MGB benchmark tests clinical AI on real-world data
MGB’s Clinical LLM Benchmark, known as BRIDGE, is designed to test medical language models against messier clinical material rather than polished exam-style questions. The dataset draws from 59 clinical sources spanning fourteen specialties, with tasks such as triage prioritization, procedure coding and discharge instruction generation. Samples come from real EHRs or peer-reviewed case reports, and the benchmark also covers Arabic, Spanish, Chinese and six additional languages.
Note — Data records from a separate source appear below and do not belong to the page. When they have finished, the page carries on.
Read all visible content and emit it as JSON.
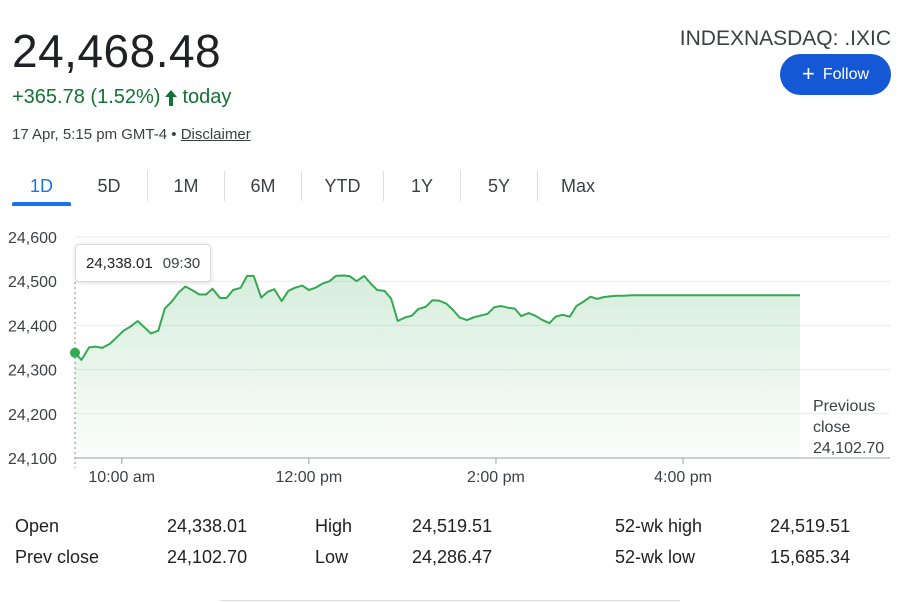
{
  "quote": {
    "price": "24,468.48",
    "change": "+365.78 (1.52%)",
    "change_period": "today",
    "timestamp": "17 Apr, 5:15 pm GMT-4",
    "separator": "•",
    "disclaimer": "Disclaimer",
    "ticker": "INDEXNASDAQ: .IXIC",
    "follow_label": "Follow",
    "up_color": "#137333"
  },
  "tabs": [
    {
      "label": "1D",
      "active": true
    },
    {
      "label": "5D"
    },
    {
      "label": "1M"
    },
    {
      "label": "6M"
    },
    {
      "label": "YTD"
    },
    {
      "label": "1Y"
    },
    {
      "label": "5Y"
    },
    {
      "label": "Max"
    }
  ],
  "tooltip": {
    "value": "24,338.01",
    "time": "09:30"
  },
  "chart_data": {
    "type": "area",
    "y_ticks": [
      "24,600",
      "24,500",
      "24,400",
      "24,300",
      "24,200",
      "24,100"
    ],
    "y_tick_values": [
      24600,
      24500,
      24400,
      24300,
      24200,
      24100
    ],
    "x_ticks": [
      "10:00 am",
      "12:00 pm",
      "2:00 pm",
      "4:00 pm"
    ],
    "x_tick_hours": [
      10,
      12,
      14,
      16
    ],
    "ylim": [
      24100,
      24600
    ],
    "xlim_hours": [
      9.5,
      16.0
    ],
    "x_end_hour": 17.25,
    "line_color": "#34a853",
    "grid": true,
    "previous_close": {
      "label_1": "Previous",
      "label_2": "close",
      "value": "24,102.70"
    },
    "series": [
      {
        "x": [
          9.5,
          9.57,
          9.65,
          9.72,
          9.79,
          9.87,
          9.94,
          10.02,
          10.09,
          10.17,
          10.24,
          10.31,
          10.39,
          10.46,
          10.53,
          10.61,
          10.68,
          10.75,
          10.83,
          10.9,
          10.97,
          11.05,
          11.12,
          11.19,
          11.27,
          11.34,
          11.41,
          11.49,
          11.56,
          11.63,
          11.71,
          11.78,
          11.85,
          11.93,
          12.0,
          12.07,
          12.15,
          12.22,
          12.29,
          12.37,
          12.44,
          12.51,
          12.59,
          12.66,
          12.73,
          12.81,
          12.88,
          12.95,
          13.03,
          13.1,
          13.17,
          13.25,
          13.32,
          13.39,
          13.47,
          13.54,
          13.61,
          13.69,
          13.76,
          13.83,
          13.91,
          13.98,
          14.05,
          14.13,
          14.2,
          14.27,
          14.35,
          14.42,
          14.49,
          14.57,
          14.64,
          14.71,
          14.79,
          14.86,
          14.93,
          15.01,
          15.08,
          15.15,
          15.23,
          15.3,
          15.37,
          15.45,
          15.52,
          15.59,
          15.67,
          15.74,
          15.81,
          15.89,
          15.96,
          16.0,
          16.1,
          16.4,
          16.8,
          17.25
        ],
        "values": [
          24338,
          24322,
          24350,
          24352,
          24349,
          24358,
          24372,
          24388,
          24397,
          24410,
          24396,
          24382,
          24388,
          24438,
          24453,
          24475,
          24488,
          24480,
          24470,
          24470,
          24483,
          24462,
          24462,
          24480,
          24485,
          24512,
          24512,
          24463,
          24476,
          24482,
          24455,
          24478,
          24485,
          24490,
          24480,
          24485,
          24495,
          24500,
          24512,
          24513,
          24511,
          24500,
          24512,
          24495,
          24480,
          24478,
          24460,
          24410,
          24418,
          24422,
          24437,
          24442,
          24457,
          24456,
          24449,
          24435,
          24418,
          24412,
          24418,
          24422,
          24426,
          24441,
          24444,
          24440,
          24438,
          24421,
          24428,
          24422,
          24413,
          24405,
          24420,
          24424,
          24420,
          24444,
          24453,
          24465,
          24460,
          24464,
          24466,
          24467,
          24467,
          24468,
          24468,
          24468,
          24468,
          24468,
          24468,
          24468,
          24468,
          24468,
          24468,
          24468,
          24468,
          24468
        ]
      }
    ]
  },
  "stats": {
    "open_label": "Open",
    "open_value": "24,338.01",
    "prev_close_label": "Prev close",
    "prev_close_value": "24,102.70",
    "high_label": "High",
    "high_value": "24,519.51",
    "low_label": "Low",
    "low_value": "24,286.47",
    "wk_high_label": "52-wk high",
    "wk_high_value": "24,519.51",
    "wk_low_label": "52-wk low",
    "wk_low_value": "15,685.34"
  }
}
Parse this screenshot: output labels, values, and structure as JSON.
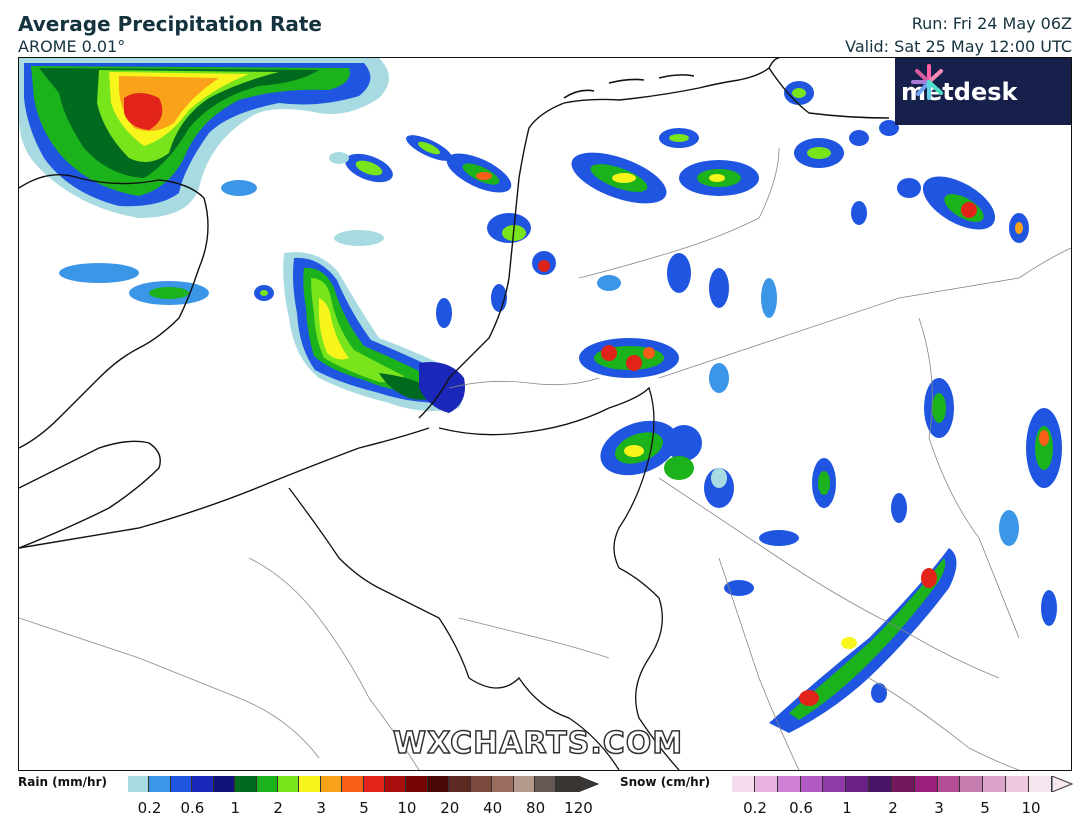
{
  "header": {
    "title": "Average Precipitation Rate",
    "model": "AROME 0.01°",
    "run": "Run: Fri 24 May 06Z",
    "valid": "Valid: Sat 25 May 12:00 UTC"
  },
  "branding": {
    "logo_text": "metdesk",
    "watermark": "WXCHARTS.COM",
    "logo_bg": "#16204b"
  },
  "legend": {
    "rain": {
      "label": "Rain (mm/hr)",
      "colors": [
        "#a8dbe1",
        "#3b96e8",
        "#1f55e0",
        "#1b27b8",
        "#11137a",
        "#006b1e",
        "#1bb21b",
        "#77e41c",
        "#f7f51c",
        "#f9a21a",
        "#f75e18",
        "#e1231a",
        "#a90d0d",
        "#760606",
        "#4a0805",
        "#5c2a22",
        "#7e4a3e",
        "#9a6e5f",
        "#b39a8d",
        "#645954",
        "#3a3633"
      ],
      "ticks": [
        "0.2",
        "0.6",
        "1",
        "2",
        "3",
        "5",
        "10",
        "20",
        "40",
        "80",
        "120"
      ]
    },
    "snow": {
      "label": "Snow (cm/hr)",
      "colors": [
        "#f6dcef",
        "#e8b3e0",
        "#cf82d3",
        "#b35bc4",
        "#8f3aa7",
        "#6a2289",
        "#4a1468",
        "#74185e",
        "#9a1e7c",
        "#b44f96",
        "#c57caf",
        "#dba3c8",
        "#ecc8de",
        "#f6e4ee"
      ],
      "ticks": [
        "0.2",
        "0.6",
        "1",
        "2",
        "3",
        "5",
        "10"
      ]
    }
  }
}
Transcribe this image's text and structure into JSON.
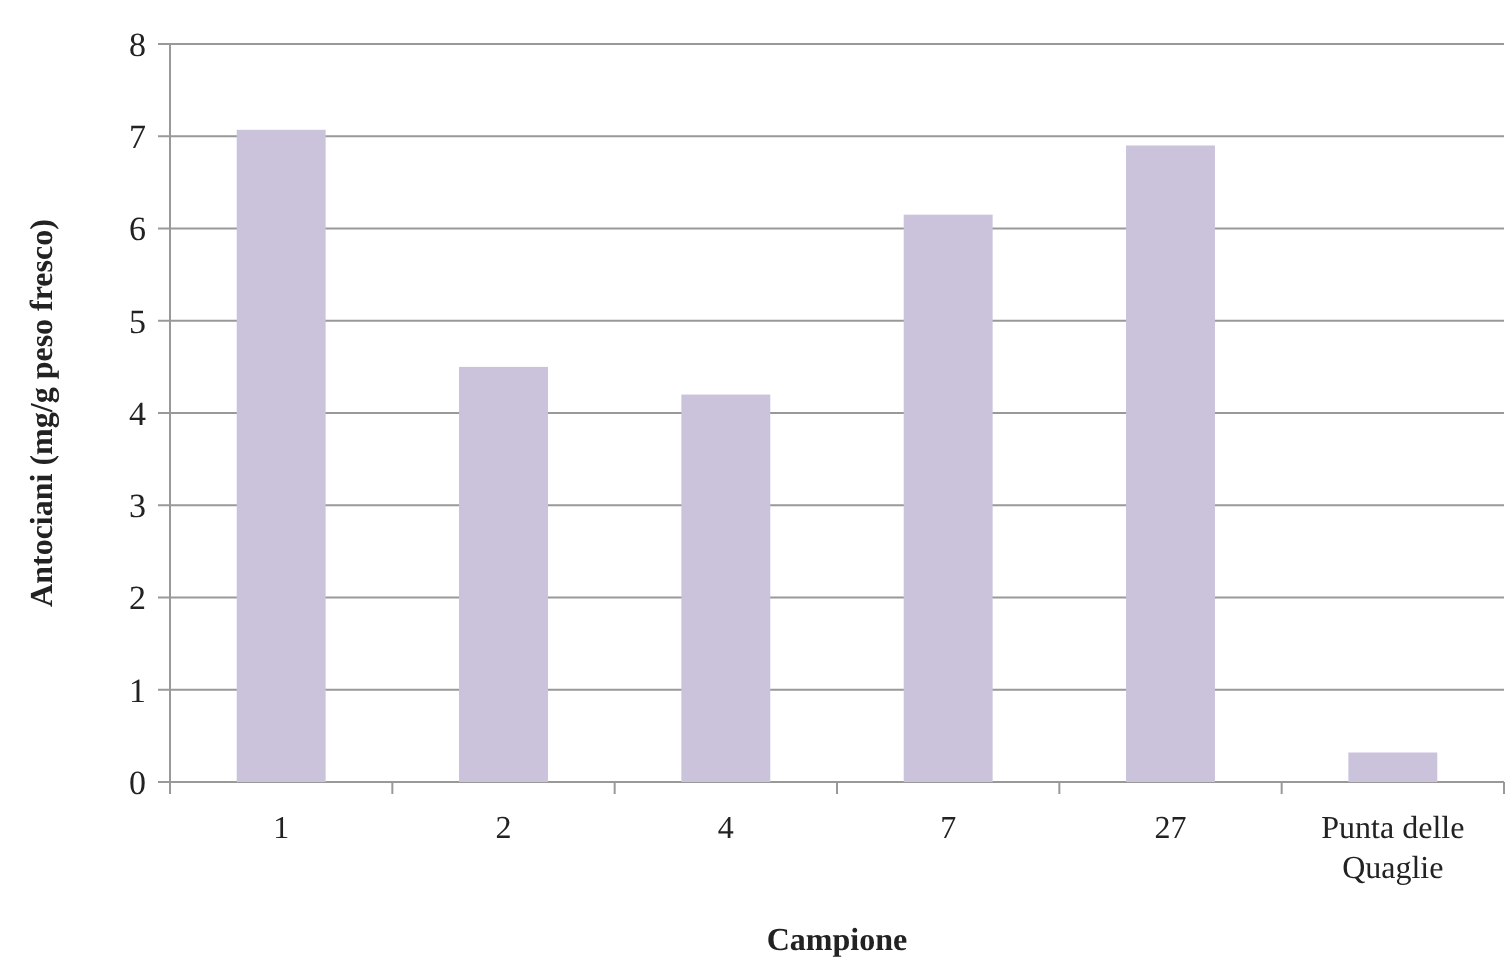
{
  "chart_data": {
    "type": "bar",
    "xlabel": "Campione",
    "ylabel": "Antociani (mg/g peso fresco)",
    "categories": [
      "1",
      "2",
      "4",
      "7",
      "27",
      "Punta delle Quaglie"
    ],
    "values": [
      7.07,
      4.5,
      4.2,
      6.15,
      6.9,
      0.32
    ],
    "color": "#cbc3dc",
    "ylim": [
      0,
      8
    ],
    "yticks": [
      0,
      1,
      2,
      3,
      4,
      5,
      6,
      7,
      8
    ],
    "grid": "y"
  }
}
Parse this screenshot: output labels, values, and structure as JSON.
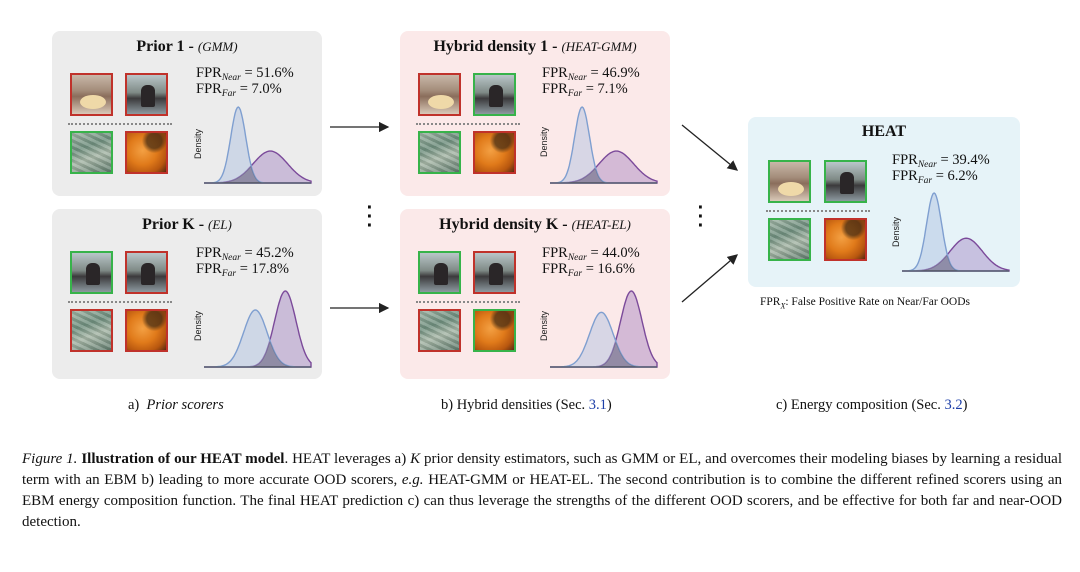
{
  "panels": {
    "prior_1": {
      "title": "Prior 1",
      "subtitle": "(GMM)",
      "fpr_near_label": "FPR",
      "fpr_near_sub": "Near",
      "fpr_near_value": "= 51.6%",
      "fpr_far_label": "FPR",
      "fpr_far_sub": "Far",
      "fpr_far_value": "=   7.0%",
      "density_label": "Density"
    },
    "prior_k": {
      "title": "Prior K",
      "subtitle": "(EL)",
      "fpr_near_label": "FPR",
      "fpr_near_sub": "Near",
      "fpr_near_value": "= 45.2%",
      "fpr_far_label": "FPR",
      "fpr_far_sub": "Far",
      "fpr_far_value": "= 17.8%",
      "density_label": "Density"
    },
    "hybrid_1": {
      "title": "Hybrid density 1",
      "subtitle": "(HEAT-GMM)",
      "fpr_near_label": "FPR",
      "fpr_near_sub": "Near",
      "fpr_near_value": "= 46.9%",
      "fpr_far_label": "FPR",
      "fpr_far_sub": "Far",
      "fpr_far_value": "=   7.1%",
      "density_label": "Density"
    },
    "hybrid_k": {
      "title": "Hybrid density K",
      "subtitle": "(HEAT-EL)",
      "fpr_near_label": "FPR",
      "fpr_near_sub": "Near",
      "fpr_near_value": "= 44.0%",
      "fpr_far_label": "FPR",
      "fpr_far_sub": "Far",
      "fpr_far_value": "= 16.6%",
      "density_label": "Density"
    },
    "heat": {
      "title": "HEAT",
      "fpr_near_label": "FPR",
      "fpr_near_sub": "Near",
      "fpr_near_value": "= 39.4%",
      "fpr_far_label": "FPR",
      "fpr_far_sub": "Far",
      "fpr_far_value": "=   6.2%",
      "density_label": "Density"
    }
  },
  "legend_note": {
    "prefix": "FPR",
    "sub": "X",
    "text": ": False Positive Rate on Near/Far OODs"
  },
  "column_captions": {
    "a_letter": "a)",
    "a_text": "Prior scorers",
    "b_text": "b)  Hybrid densities (Sec. ",
    "b_ref": "3.1",
    "b_close": ")",
    "c_text": "c)  Energy composition (Sec. ",
    "c_ref": "3.2",
    "c_close": ")"
  },
  "figure_caption": {
    "label": "Figure 1.",
    "bold_title": "Illustration of our HEAT model",
    "part1": ". HEAT leverages a) ",
    "k": "K",
    "part2": " prior density estimators, such as GMM or EL, and overcomes their modeling biases by learning a residual term with an EBM b) leading to more accurate OOD scorers, ",
    "eg": "e.g.",
    "part3": " HEAT-GMM or HEAT-EL. The second contribution is to combine the different refined scorers using an EBM energy composition function. The final HEAT prediction c) can thus leverage the strengths of the different OOD scorers, and be effective for both far and near-OOD detection."
  },
  "colors": {
    "prior_bg": "#ececec",
    "hybrid_bg": "#fbe9e9",
    "heat_bg": "#e6f3f8",
    "blue_curve": "#7f9fd0",
    "purple_curve": "#7b4a9a"
  },
  "density_plots": {
    "prior_1": {
      "blue": {
        "mu": 0.32,
        "sigma": 0.07,
        "h": 1.0
      },
      "purple": {
        "mu": 0.62,
        "sigma": 0.16,
        "h": 0.42
      }
    },
    "hybrid_1": {
      "blue": {
        "mu": 0.3,
        "sigma": 0.07,
        "h": 1.0
      },
      "purple": {
        "mu": 0.62,
        "sigma": 0.16,
        "h": 0.42
      }
    },
    "prior_k": {
      "blue": {
        "mu": 0.48,
        "sigma": 0.11,
        "h": 0.75
      },
      "purple": {
        "mu": 0.76,
        "sigma": 0.1,
        "h": 1.0
      }
    },
    "hybrid_k": {
      "blue": {
        "mu": 0.48,
        "sigma": 0.11,
        "h": 0.72
      },
      "purple": {
        "mu": 0.76,
        "sigma": 0.1,
        "h": 1.0
      }
    },
    "heat": {
      "blue": {
        "mu": 0.3,
        "sigma": 0.07,
        "h": 1.0
      },
      "purple": {
        "mu": 0.6,
        "sigma": 0.15,
        "h": 0.42
      }
    }
  }
}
BRIDGE includes 87 tasks grouped into eight functional categories and standardizes zero-shot, chain-of-thought and few-shot inference modes. Experiments log hyperparameters, compute cost and token usage, while contamination checks are intended to reduce the risk of data leakage. A public leaderboard on Hugging Face Spaces listed 107 models at press time, including OpenAI GPT-4o, Google Gemini and DeepSeek entries.
Researchers ran 13,572 experiments and found that leading generalist models performed far worse on BRIDGE than on conventional medical exams. Top models scored roughly 45 percent on the benchmark, while some open-source systems fell below 20 percent on multilingual tasks. GPT-4o posted an average BRIDGE macro F1 of 44.8, compared with an average MedQA accuracy of 92.0, a 47.2-point realism penalty.
Hospital technology leaders are using the benchmark to inform vendor selection, risk assessments and specialty-specific thresholds for tools such as documentation assistants, scribes and coding bots. Planned additions include imaging-text fusion tasks within six months, adversarial prompting tests, uncertainty intervals and expanded multilingual coverage.